Background
Advances in high-fidelity long-read (HiFi-LR) sequencing technologies offer unprecedented opportunities to uncover the genomic diversity of complex microbial environments, such as soil. While short-read (SR) sequencing has historically enabled broad insights at gene-level diversity, its limited read length constrains the reconstruction of complete genomes. Conversely, HiFi-LR sequencing enhances the quality and completeness of metagenome-assembled genomes (MAGs), enabling higher-resolution taxonomic and functional annotation. However, the high cost and relatively low throughput of HiFi-LR sequencing can limit genome recovery, particularly at the binning stage, where coverage depth is critical.
Results
Here, we present a novel hybrid strategy that differs from classical hybrid assemblies, where SR and LR reads are jointly used at the assembly step.
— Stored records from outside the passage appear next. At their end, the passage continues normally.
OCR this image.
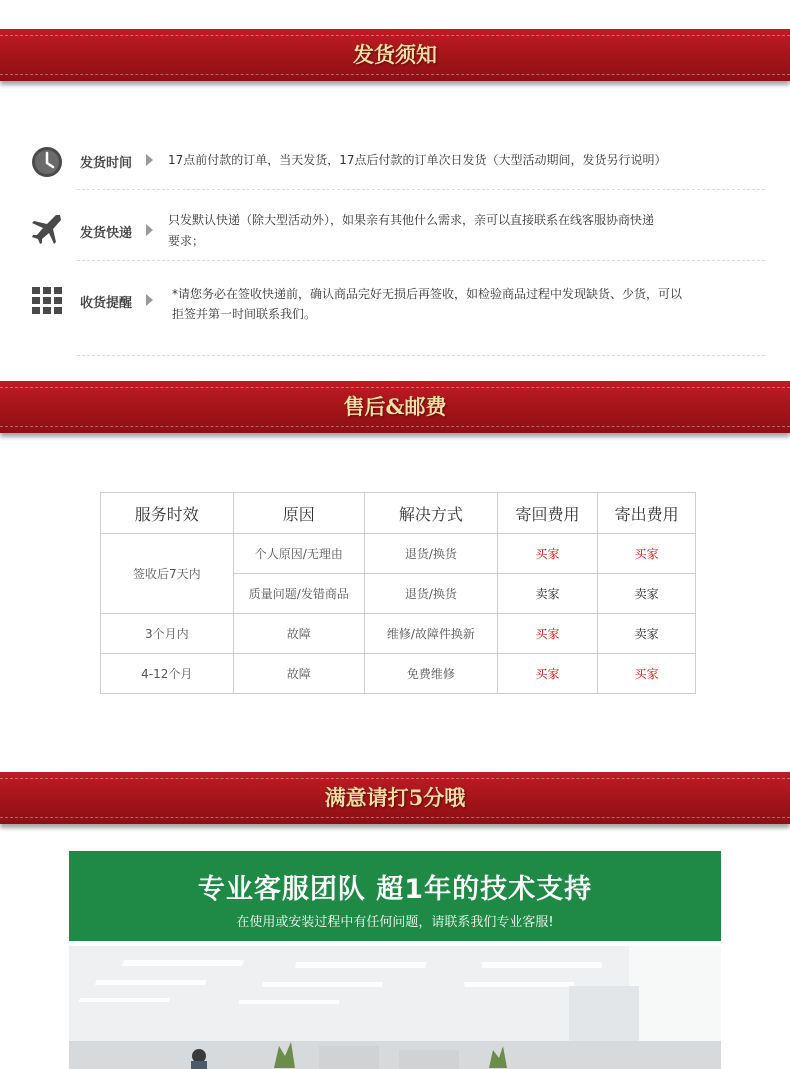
发货须知
发货时间	17点前付款的订单，当天发货，17点后付款的订单次日发货（大型活动期间，发货另行说明）
发货快递
只发默认快递（除大型活动外），如果亲有其他什么需求，亲可以直接联系在线客服协商快递
要求；
收货提醒
*请您务必在签收快递前，确认商品完好无损后再签收，如检验商品过程中发现缺货、少货，可以
拒签并第一时间联系我们。
售后&邮费
服务时效	原因	解决方式	寄回费用	寄出费用
签收后7天内	个人原因/无理由	退货/换货	买家	买家
	质量问题/发错商品	退货/换货	卖家	卖家
3个月内	故障	维修/故障件换新	买家	卖家
4-12个月	故障	免费维修	买家	买家
满意请打5分哦
专业客服团队 超1年的技术支持
在使用或安装过程中有任何问题，请联系我们专业客服!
Instead, we use high-depth SR data to inform the binning of HiFi-LR contigs. Using both SR and HiFi-LR metagenomic datasets generated from a tunnel-cultivated soil sample, we demonstrate that SR-derived coverage profiles significantly improve the binning of HiFi-LR assemblies. This results in a substantial increase in the number and quality of recovered MAGs compared to using HiFi-LR data alone.
Conclusion
Our findings highlight that, even in the context of HiFi reads, combining SR and LR remains beneficial in highly diverse environments, such as soil, not for hybrid assembly per se, but to enhance the downstream binning process. This cost-effective hybrid binning approach provides a practical framework for maximising genome recovery in complex microbiomes.